Several months after waking up from her “coma,” Cameron and her grandmother have settled into a life more normal than Cam can ever remember having. But when a familiar face shows up at her grandmother’s beach-side cafe, promising to take her to her father – her previously thought dead father – Cameron’s illusion of safety and normalcy is shattered. Triggered by the face of the handsome stranger and his outrageous claims, long lost memories begin to resurface, and her patchy recollections might be all she has with which to protect both herself and her heart from those who would use her for their own purposes.

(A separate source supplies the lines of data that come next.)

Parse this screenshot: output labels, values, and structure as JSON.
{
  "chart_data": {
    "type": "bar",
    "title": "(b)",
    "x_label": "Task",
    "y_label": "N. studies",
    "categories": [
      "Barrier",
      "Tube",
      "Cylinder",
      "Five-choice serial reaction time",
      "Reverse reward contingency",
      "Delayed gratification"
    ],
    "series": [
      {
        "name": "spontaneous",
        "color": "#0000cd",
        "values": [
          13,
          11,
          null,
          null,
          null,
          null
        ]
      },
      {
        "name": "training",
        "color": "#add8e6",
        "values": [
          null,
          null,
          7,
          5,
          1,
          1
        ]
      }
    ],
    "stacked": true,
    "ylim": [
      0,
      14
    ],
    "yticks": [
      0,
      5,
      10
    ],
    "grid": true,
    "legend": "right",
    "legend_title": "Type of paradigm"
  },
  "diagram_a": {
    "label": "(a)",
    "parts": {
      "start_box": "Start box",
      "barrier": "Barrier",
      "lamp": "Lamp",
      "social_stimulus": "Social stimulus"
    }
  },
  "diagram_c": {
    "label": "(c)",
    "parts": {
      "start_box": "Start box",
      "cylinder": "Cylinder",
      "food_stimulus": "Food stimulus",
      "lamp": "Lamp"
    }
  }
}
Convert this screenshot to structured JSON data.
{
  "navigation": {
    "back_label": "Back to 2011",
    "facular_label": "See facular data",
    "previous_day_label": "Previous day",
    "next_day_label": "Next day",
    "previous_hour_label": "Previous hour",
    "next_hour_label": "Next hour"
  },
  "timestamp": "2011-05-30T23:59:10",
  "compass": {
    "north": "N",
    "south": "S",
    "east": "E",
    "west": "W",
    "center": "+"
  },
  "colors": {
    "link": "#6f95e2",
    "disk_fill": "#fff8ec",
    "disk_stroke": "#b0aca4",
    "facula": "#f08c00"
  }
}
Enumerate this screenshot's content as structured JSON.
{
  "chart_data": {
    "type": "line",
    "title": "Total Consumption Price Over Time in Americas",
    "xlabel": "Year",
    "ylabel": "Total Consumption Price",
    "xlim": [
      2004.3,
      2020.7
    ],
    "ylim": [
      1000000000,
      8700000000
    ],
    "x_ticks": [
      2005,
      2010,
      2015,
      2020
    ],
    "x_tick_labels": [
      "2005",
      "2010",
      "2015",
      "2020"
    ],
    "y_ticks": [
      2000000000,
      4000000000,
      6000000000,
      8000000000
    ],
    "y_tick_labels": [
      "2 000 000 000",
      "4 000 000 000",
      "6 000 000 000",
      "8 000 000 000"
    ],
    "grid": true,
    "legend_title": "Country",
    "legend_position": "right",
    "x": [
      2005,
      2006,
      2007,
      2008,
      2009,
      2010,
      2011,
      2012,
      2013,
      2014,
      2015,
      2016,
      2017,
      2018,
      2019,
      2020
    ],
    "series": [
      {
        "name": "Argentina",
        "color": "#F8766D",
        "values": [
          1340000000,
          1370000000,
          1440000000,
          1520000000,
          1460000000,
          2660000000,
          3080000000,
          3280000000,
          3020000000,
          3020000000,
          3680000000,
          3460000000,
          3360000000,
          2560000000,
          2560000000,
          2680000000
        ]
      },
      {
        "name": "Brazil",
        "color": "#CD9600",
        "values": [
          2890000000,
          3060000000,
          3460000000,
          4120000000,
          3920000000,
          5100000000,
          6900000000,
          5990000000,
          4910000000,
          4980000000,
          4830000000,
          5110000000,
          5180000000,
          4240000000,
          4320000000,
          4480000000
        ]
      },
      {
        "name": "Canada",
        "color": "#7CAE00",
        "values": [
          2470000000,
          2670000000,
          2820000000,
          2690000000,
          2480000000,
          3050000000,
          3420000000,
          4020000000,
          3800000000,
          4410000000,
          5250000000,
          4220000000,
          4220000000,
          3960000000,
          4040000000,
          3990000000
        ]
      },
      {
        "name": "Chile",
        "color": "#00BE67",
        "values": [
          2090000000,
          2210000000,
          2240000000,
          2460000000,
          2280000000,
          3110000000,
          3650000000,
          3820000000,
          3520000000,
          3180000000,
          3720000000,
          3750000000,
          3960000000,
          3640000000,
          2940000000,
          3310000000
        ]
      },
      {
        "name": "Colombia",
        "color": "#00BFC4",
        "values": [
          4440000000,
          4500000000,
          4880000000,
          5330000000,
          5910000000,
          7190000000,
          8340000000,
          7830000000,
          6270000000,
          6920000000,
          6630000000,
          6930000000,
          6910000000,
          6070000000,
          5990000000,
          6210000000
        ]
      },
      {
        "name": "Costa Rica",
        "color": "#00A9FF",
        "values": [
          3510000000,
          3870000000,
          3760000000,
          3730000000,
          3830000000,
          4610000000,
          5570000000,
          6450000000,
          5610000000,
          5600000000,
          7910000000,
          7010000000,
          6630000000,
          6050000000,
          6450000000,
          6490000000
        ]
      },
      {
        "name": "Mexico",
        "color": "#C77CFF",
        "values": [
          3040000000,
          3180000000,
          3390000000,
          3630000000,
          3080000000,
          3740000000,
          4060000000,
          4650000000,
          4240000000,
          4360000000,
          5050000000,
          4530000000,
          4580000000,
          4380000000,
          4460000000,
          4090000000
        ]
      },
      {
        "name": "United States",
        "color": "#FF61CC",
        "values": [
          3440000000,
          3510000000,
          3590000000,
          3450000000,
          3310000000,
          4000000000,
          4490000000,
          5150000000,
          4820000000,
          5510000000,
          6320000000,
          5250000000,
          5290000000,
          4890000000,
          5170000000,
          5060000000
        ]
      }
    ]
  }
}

One of the reasons I enjoyed The Mind Readers as much as I did – besides the building romance between Cameron & Lewis – is how unsettled I felt while reading the book. Behind the bright and alluring facade of the mind readers’ world and the convincing rhetoric that’s being pushed at Cameron constantly, there’s an undercurrent of unease and distrust that prevails over all the attractive trappings. In The Mind Thieves, Brighton takes these feelings she’s engendered and makes them even more pervasive than they were in the first book, creating an atmosphere that exposes just how trapped Cameron is in the mind reader world – just how backed into a corner, how monitored she is. There’s also a profound sense of moral ambiguity that surrounds Cameron’s circumstances, which adds an extra level of interest. For me, a story always tends to be more compelling when there are shades of gray, and let’s just say this world is all sorts of interesting. Brighton just did a fantastic job at heightening the tension, and I’m extremely intrigued by how it will all end up playing out.
In The Mind Thieves, Cameron finds herself a much desired entity among several groups – groups that will stop short of nothing to have her. Caught in the middle of this struggle that she doesn’t remember within a world with which she’s not familiar and that she’s been protected from for so very long, Cameron has very little knowledge of how to navigate the politics and circumstances in which she finds herself. She doesn’t know who to trust, she’s alone, and a bit adrift. In the midst of all this outer and inner turmoil she’s embroiled in, she’s slowly regaining the memories that were stolen from her. Cameron does have good instincts about people, but her reclaimed memories give her an advantage, provide her with a purpose, give her a healthy skepticism about people and their motives, and help protect her in an environment that is as unfamiliar as it is dangerous.
The growth that Cameron undergoes because of her experiences in The Mind Thieves is wonderful. Instead of her situation making Cameron merely seem the hapless, helpless victim, she instead grows stronger as a character. She’s already fed up with being treated as though she can’t handle the truth, of feeling “protected,” of being used, of putting her trust in people who abuse it. She’s had it, and she begins to do something about it. However, while she’s discerning, independent, and skeptical, that doesn’t mean things don’t throw her for a loop once in awhile. I love that her judgment, at times, is clouded by her heart – her vulnerabilities and susceptibility to understandable emotions make her character believable. I think that, despite her experiences, Cameron is a person who really would like to give people the benefit of the doubt. I really like where Brighton brings Cameron in this novel, and I’m really excited to see where her character development will go in the third book.
So… the question: is there romance in this book? Yes. The romance in this book isn’t quite as prevalent as it was in the first book, and yet at the same time it is. Cryptic, much? No, but really, that’s all I’m going to say. It’s good, and you should read it and figure out what I’m talking about… or rather, what I’m not talking about.
Overall, if you like stories in which your heroines or heroes get stuck in seemingly impossible situations; if you like when characters have depth and experience growth; if you like moral and ethical dilemmas; if you like intrigue, action, mystery and romance… then pick up The Mind Readers series by Lori Brighton.